By the Court, Sanderson, J.:

Two points are made in support of the demurrer to the indictment:

First—That there is a misnomer of the corporate body whose money is alleged to have been embezzled by the defendant, and that such misnomer is fatal.

Second—That the indictment does not state facts sufficient to constitute a criminal offense, because it is not alleged that the defendant was either a servant, or officer, or person employed in any public department of the corporate body whose money he is alleged to have embezzled.

Ordinarily, the first point would not arise upon demurrer to the indictment, but upon demurrer to the evidence. The statute, however, by which the City of San José was incorporated is a public statute, (Gorham v. Springfield, 21 Maine, 58,) of which we are bound to take notice. By the second section of that statute the corporate name of the city is declared to be “The Mayor and Common Council of the City of San José.” In the indictment the name of the corporation is declared to be the “ City of San José.” It is very clear that the name of the owner of the money alleged to have been embezzled is wrongly stated in the indictment, hut it does not necessarily follow that the indictment is bad.

At common law, a substantial variance between the name *113of the party injured, or intended to be injured, as laid in the indictment and as given in evidence, is fatal; but we consider that this rule has been materially modified by the statute of this State in relation to practice in criminal actions, which provides that where the offense charged in the indictment is described with sufficient certainty in other respects to identify the act, an erroneous allegation as to the person injured, or intended to be injured, shall not be material. (See. 243.)

The rule at common law was adopted for the protection of the defendant against a second prosecution for the same criminal act, which protection can be secured only by requiring the act to be so described in the indictment as to admit of no mistake in the future as to its identity; and to that end it was considered most material that the name of the person injured, or intended to be injured, by the alleged criminal act or intent, should be correctly laid in the indictment. The Legislature of this State, however, have assumed that eases may arise in which the act charged may be described with sufficient certainty for the protection of the defendant, notwithstanding a mistake may have been made as to the name of the party injured, or intended to be injured, and, therefore, have provided that in all such cases the mistake shall not be deemed material.

We think the defendant cannot be prejudiced by the mistake in question. The indictment alleges that the person injured is a municipal corporation in the County of Santa Clara, in the State of California, under and by virtue of certain statutes of this State, which are referred to hy title.

On turning to those statutes we find them entitled Acts to incorporate the “ City of San José,” which is the name used in the indictment.
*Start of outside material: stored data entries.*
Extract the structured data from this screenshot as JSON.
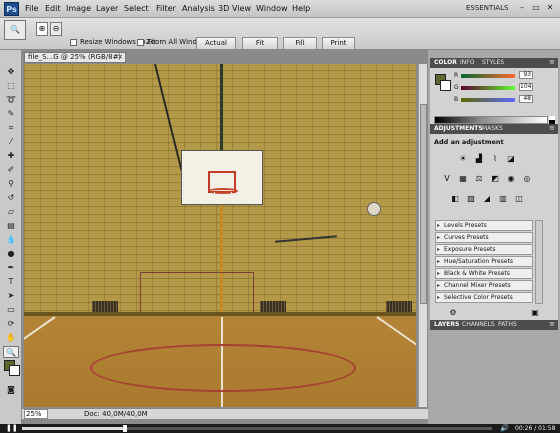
{
  "app": {
    "logo": "Ps",
    "zoom": "25%",
    "workspace": "ESSENTIALS"
  },
  "menu": [
    "File",
    "Edit",
    "Image",
    "Layer",
    "Select",
    "Filter",
    "Analysis",
    "3D",
    "View",
    "Window",
    "Help"
  ],
  "window_controls": [
    "–",
    "▭",
    "✕"
  ],
  "options": {
    "resize_windows": "Resize Windows To Fit",
    "zoom_all": "Zoom All Windows",
    "actual_pixels": "Actual Pixels",
    "fit_screen": "Fit Screen",
    "fill_screen": "Fill Screen",
    "print_size": "Print Size"
  },
  "document": {
    "tab_title": "file_S...G @ 25% (RGB/8#)",
    "status_zoom": "25%",
    "status_doc": "Doc: 40,0M/40,0M"
  },
  "color_panel": {
    "tabs": [
      "COLOR",
      "INFO",
      "STYLES"
    ],
    "r_label": "R",
    "g_label": "G",
    "b_label": "B",
    "r": "93",
    "g": "104",
    "b": "48",
    "fg_color": "#5d6830"
  },
  "adjustments_panel": {
    "tabs": [
      "ADJUSTMENTS",
      "MASKS"
    ],
    "title": "Add an adjustment",
    "presets": [
      "Levels Presets",
      "Curves Presets",
      "Exposure Presets",
      "Hue/Saturation Presets",
      "Black & White Presets",
      "Channel Mixer Presets",
      "Selective Color Presets"
    ]
  },
  "layers_panel": {
    "tabs": [
      "LAYERS",
      "CHANNELS",
      "PATHS"
    ]
  },
  "video": {
    "time": "00:26 / 01:58",
    "progress": 0.22
  }
}
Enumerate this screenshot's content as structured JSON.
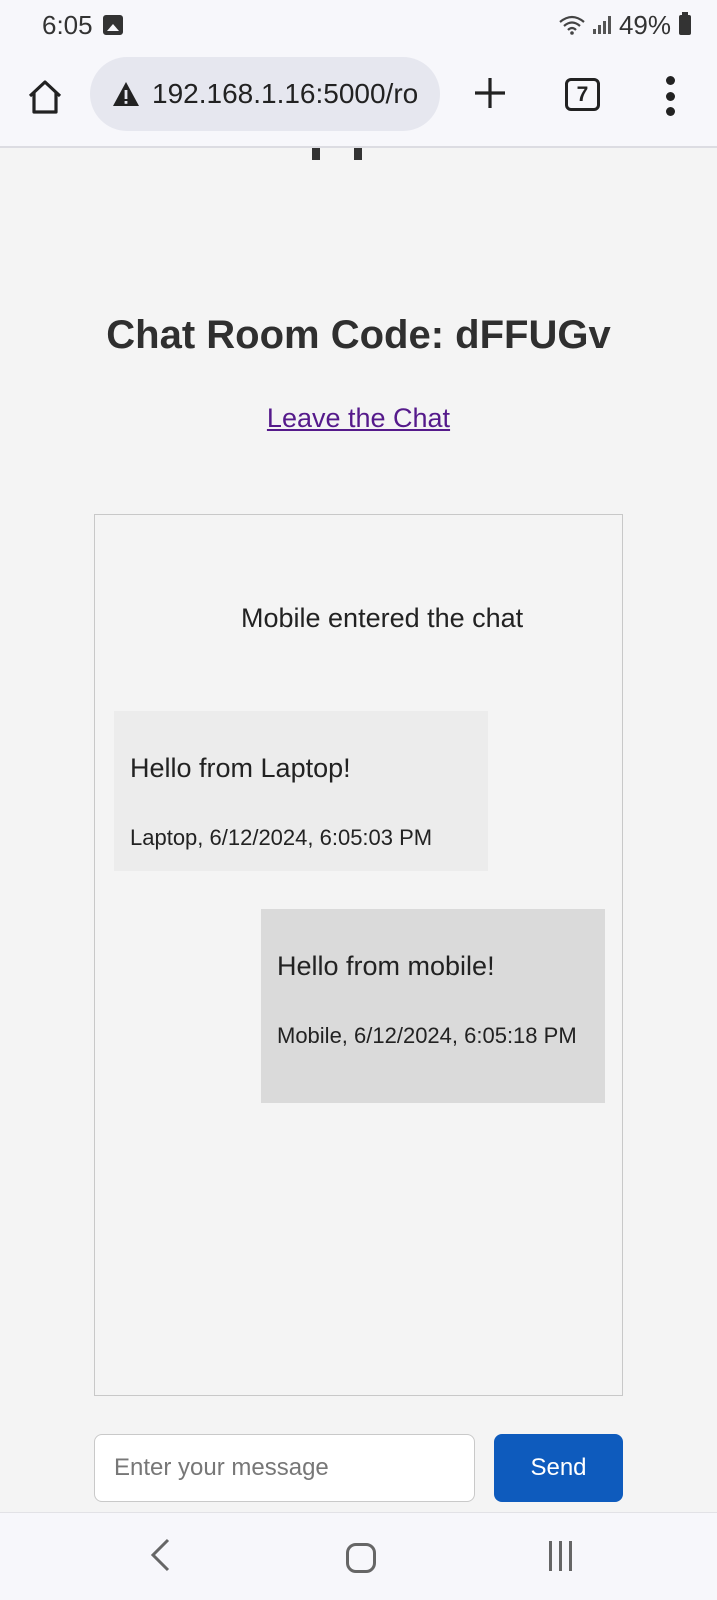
{
  "status_bar": {
    "time": "6:05",
    "battery": "49%",
    "icons": [
      "gallery-icon",
      "wifi-icon",
      "signal-icon",
      "battery-icon"
    ]
  },
  "browser": {
    "url": "192.168.1.16:5000/ro",
    "tab_count": "7",
    "icons": [
      "home-icon",
      "warning-icon",
      "plus-icon",
      "tabs-icon",
      "more-vert-icon"
    ]
  },
  "chat": {
    "room_title": "Chat Room Code: dFFUGv",
    "leave_link": "Leave the Chat",
    "system_message": "Mobile entered the chat",
    "messages": [
      {
        "text": "Hello from Laptop!",
        "meta": "Laptop, 6/12/2024, 6:05:03 PM"
      },
      {
        "text": "Hello from mobile!",
        "meta": "Mobile, 6/12/2024, 6:05:18 PM"
      }
    ],
    "input_placeholder": "Enter your message",
    "send_label": "Send"
  },
  "nav_bar": {
    "icons": [
      "back-icon",
      "home-circle-icon",
      "recents-icon"
    ]
  },
  "colors": {
    "send_button": "#0e5bbd",
    "link": "#551a8b",
    "laptop_bubble": "#ececec",
    "mobile_bubble": "#dadada"
  }
}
The first section describes a certain tract of land situated in Santa Clara County, “now called the City of San José;” and, after giving its boundaries, declares that it shall henceforth be known as the “ City of San José.” The second section provides a government for said city, and *114declares that it shall be a body politic and corporate, by the name and style of “The Mayor and Common Council of the City of San José.” Thus it turns out that the very means invoked by the defendant to show the misnomer proves too much, for it leaves no doubt as to who is intended to be designated as the party injured by his act, and, therefore, as to the identity of the act itself.

There are cases where the description of the act will be insufficient on the score of identity, unless the true name is given. Of such was McNealy’s Case. (17 Cal. 332, 336.) The defendant was indicted for an assault with a deadly weapon upon one Sin Croon. The testimony showed that the true name was Lin Goon, and it was held that the variance was fatal, because the other circumstances in the case did not of themselves sufficiently identify the act.
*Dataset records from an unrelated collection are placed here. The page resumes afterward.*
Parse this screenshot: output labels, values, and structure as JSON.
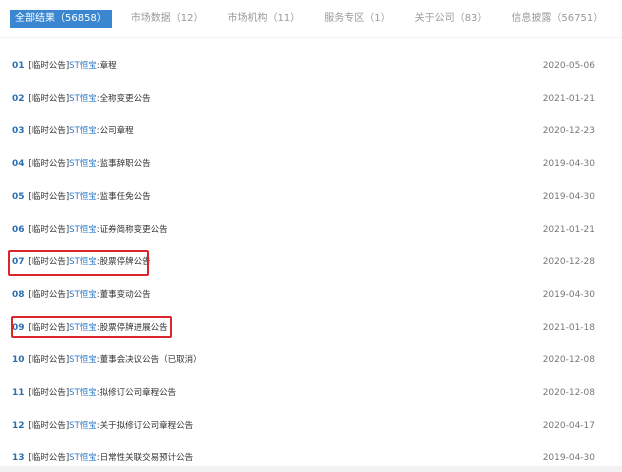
{
  "tabs": [
    {
      "label": "全部结果（56858）",
      "active": true
    },
    {
      "label": "市场数据（12）"
    },
    {
      "label": "市场机构（11）"
    },
    {
      "label": "服务专区（1）"
    },
    {
      "label": "关于公司（83）"
    },
    {
      "label": "信息披露（56751）"
    }
  ],
  "rows": [
    {
      "num": "01",
      "type": "[临时公告]",
      "company": "ST恒宝",
      "title": ":章程",
      "date": "2020-05-06"
    },
    {
      "num": "02",
      "type": "[临时公告]",
      "company": "ST恒宝",
      "title": ":全称变更公告",
      "date": "2021-01-21"
    },
    {
      "num": "03",
      "type": "[临时公告]",
      "company": "ST恒宝",
      "title": ":公司章程",
      "date": "2020-12-23"
    },
    {
      "num": "04",
      "type": "[临时公告]",
      "company": "ST恒宝",
      "title": ":监事辞职公告",
      "date": "2019-04-30"
    },
    {
      "num": "05",
      "type": "[临时公告]",
      "company": "ST恒宝",
      "title": ":监事任免公告",
      "date": "2019-04-30"
    },
    {
      "num": "06",
      "type": "[临时公告]",
      "company": "ST恒宝",
      "title": ":证券简称变更公告",
      "date": "2021-01-21"
    },
    {
      "num": "07",
      "type": "[临时公告]",
      "company": "ST恒宝",
      "title": ":股票停牌公告",
      "date": "2020-12-28"
    },
    {
      "num": "08",
      "type": "[临时公告]",
      "company": "ST恒宝",
      "title": ":董事变动公告",
      "date": "2019-04-30"
    },
    {
      "num": "09",
      "type": "[临时公告]",
      "company": "ST恒宝",
      "title": ":股票停牌进展公告",
      "date": "2021-01-18"
    },
    {
      "num": "10",
      "type": "[临时公告]",
      "company": "ST恒宝",
      "title": ":董事会决议公告（已取消）",
      "date": "2020-12-08"
    },
    {
      "num": "11",
      "type": "[临时公告]",
      "company": "ST恒宝",
      "title": ":拟修订公司章程公告",
      "date": "2020-12-08"
    },
    {
      "num": "12",
      "type": "[临时公告]",
      "company": "ST恒宝",
      "title": ":关于拟修订公司章程公告",
      "date": "2020-04-17"
    },
    {
      "num": "13",
      "type": "[临时公告]",
      "company": "ST恒宝",
      "title": ":日常性关联交易预计公告",
      "date": "2019-04-30"
    }
  ]
}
The second point is also untenable. In charging an offense, it is not necessary to follow strictly the -language of the statute by which it is defined. Words conveying the same meaning may be used. (Crim. Prac. Act, Sec. 245.)
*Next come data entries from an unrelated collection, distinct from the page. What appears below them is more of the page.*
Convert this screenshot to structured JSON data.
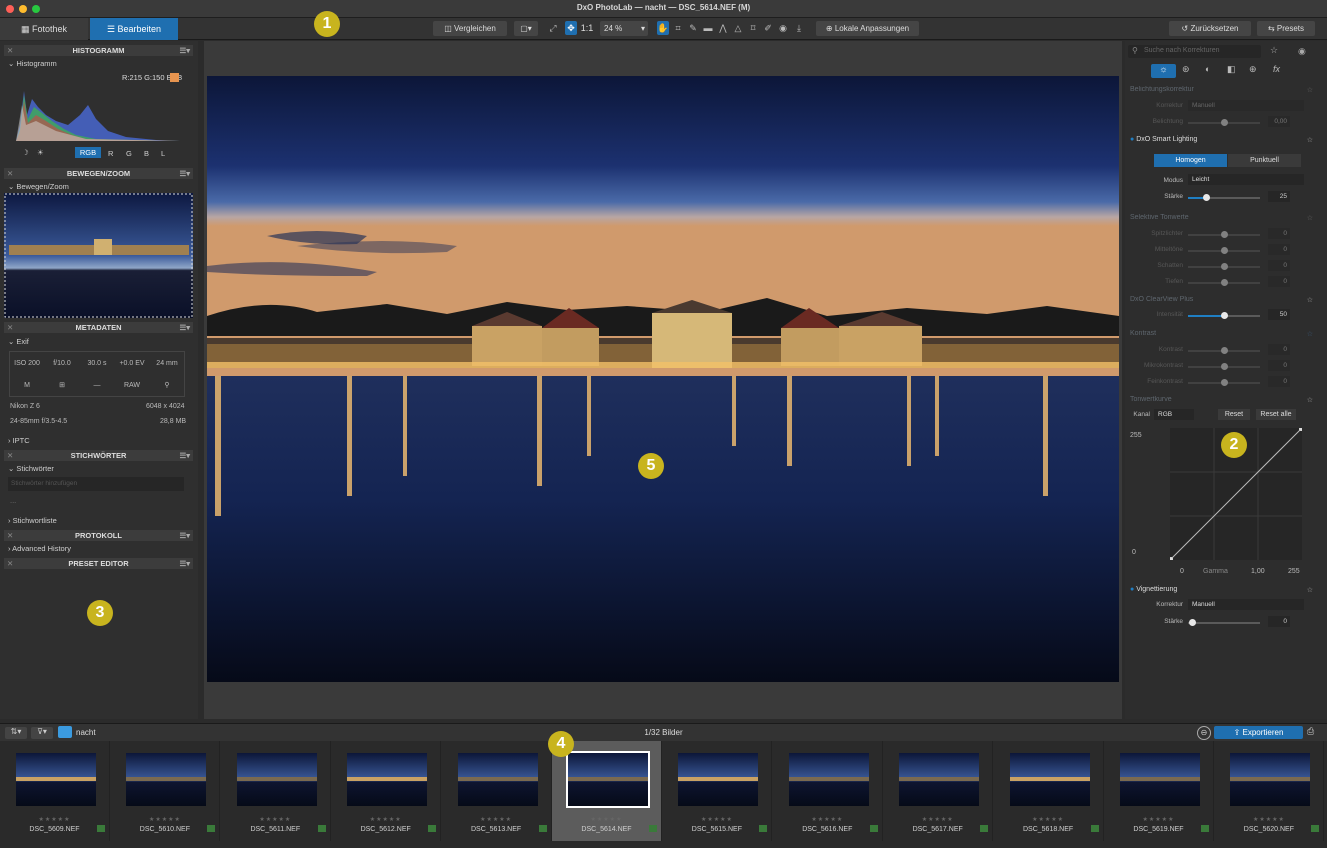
{
  "window": {
    "title": "DxO PhotoLab — nacht — DSC_5614.NEF (M)"
  },
  "tabs": {
    "library": "Fotothek",
    "edit": "Bearbeiten"
  },
  "toolbar": {
    "compare": "Vergleichen",
    "zoom_1to1": "1:1",
    "zoom": "24 %",
    "local": "Lokale Anpassungen",
    "reset": "Zurücksetzen",
    "presets": "Presets"
  },
  "callouts": [
    "1",
    "2",
    "3",
    "4",
    "5"
  ],
  "left": {
    "histogram_panel": "HISTOGRAMM",
    "histogram_sub": "Histogramm",
    "rgb_readout": "R:215 G:150 B:88",
    "channels": [
      "RGB",
      "R",
      "G",
      "B",
      "L"
    ],
    "move_zoom_panel": "BEWEGEN/ZOOM",
    "move_zoom_sub": "Bewegen/Zoom",
    "metadata_panel": "METADATEN",
    "exif": "Exif",
    "exif_row1": [
      "ISO 200",
      "f/10.0",
      "30.0 s",
      "+0.0 EV",
      "24 mm"
    ],
    "exif_row2": [
      "M",
      "",
      "—",
      "RAW",
      ""
    ],
    "camera": "Nikon Z 6",
    "dimensions": "6048 x 4024",
    "lens": "24-85mm f/3.5-4.5",
    "filesize": "28,8 MB",
    "iptc": "IPTC",
    "keywords_panel": "STICHWÖRTER",
    "keywords_sub": "Stichwörter",
    "keywords_placeholder": "Stichwörter hinzufügen",
    "keywords_dots": "...",
    "keyword_list": "Stichwortliste",
    "history_panel": "PROTOKOLL",
    "advanced_history": "Advanced History",
    "preset_editor": "PRESET EDITOR"
  },
  "right": {
    "search_placeholder": "Suche nach Korrekturen",
    "exposure": {
      "title": "Belichtungskorrektur",
      "correction_label": "Korrektur",
      "correction_value": "Manuell",
      "exposure_label": "Belichtung",
      "exposure_value": "0,00"
    },
    "smart_lighting": {
      "title": "DxO Smart Lighting",
      "seg1": "Homogen",
      "seg2": "Punktuell",
      "mode_label": "Modus",
      "mode_value": "Leicht",
      "strength_label": "Stärke",
      "strength_value": "25",
      "strength": 25
    },
    "selective_tone": {
      "title": "Selektive Tonwerte",
      "rows": [
        {
          "label": "Spitzlichter",
          "value": "0"
        },
        {
          "label": "Mitteltöne",
          "value": "0"
        },
        {
          "label": "Schatten",
          "value": "0"
        },
        {
          "label": "Tiefen",
          "value": "0"
        }
      ]
    },
    "clearview": {
      "title": "DxO ClearView Plus",
      "label": "Intensität",
      "value": "50",
      "level": 50
    },
    "contrast": {
      "title": "Kontrast",
      "rows": [
        {
          "label": "Kontrast",
          "value": "0"
        },
        {
          "label": "Mikrokontrast",
          "value": "0"
        },
        {
          "label": "Feinkontrast",
          "value": "0"
        }
      ]
    },
    "tone_curve": {
      "title": "Tonwertkurve",
      "channel_label": "Kanal",
      "channel": "RGB",
      "reset": "Reset",
      "reset_all": "Reset alle",
      "in_max": "255",
      "in_min": "0",
      "out_min": "0",
      "gamma_label": "Gamma",
      "gamma": "1,00",
      "out_max": "255"
    },
    "vignetting": {
      "title": "Vignettierung",
      "correction_label": "Korrektur",
      "correction_value": "Manuell",
      "strength_label": "Stärke",
      "strength_value": "0"
    }
  },
  "filmstrip": {
    "folder": "nacht",
    "count": "1/32 Bilder",
    "export": "Exportieren",
    "files": [
      "DSC_5609.NEF",
      "DSC_5610.NEF",
      "DSC_5611.NEF",
      "DSC_5612.NEF",
      "DSC_5613.NEF",
      "DSC_5614.NEF",
      "DSC_5615.NEF",
      "DSC_5616.NEF",
      "DSC_5617.NEF",
      "DSC_5618.NEF",
      "DSC_5619.NEF",
      "DSC_5620.NEF"
    ],
    "selected_index": 5
  },
  "colors": {
    "accent": "#1f7fc4",
    "badge": "#c8b41e",
    "sky_top": "#0f1a3e",
    "sky_bottom": "#7890b8",
    "water": "#0c1530"
  }
}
. To complete the offense charged, it must undoubtedly be alleged that the defendant was at the time a servant, or officer, or person in the employment of some department of the city government; but it is not necessary that those precise words should be used. The Act incorporating the city declares that “ the city government shall be vested in a Mayor, a Common Council consisting of six members, a City Marshal, a City Clerk, and a City Treasurer.” This Act, as already suggested, is a public Act, of which we must take notice. We must, therefore, know that one of the officers of the city government is a “ City Marshal.” Hence the averment in the indictment that the defendant was, at the time the act charged was committed, “the City Marshal,” conveys the same meaning as the averment that “he was an officer of the corporation, to wit: City Marshal.”

The Court below erred in sustaining the demurrer. Judgment reversed and cause remanded for further proceedings.

Mr. Justice Rhodes expressed no opinion.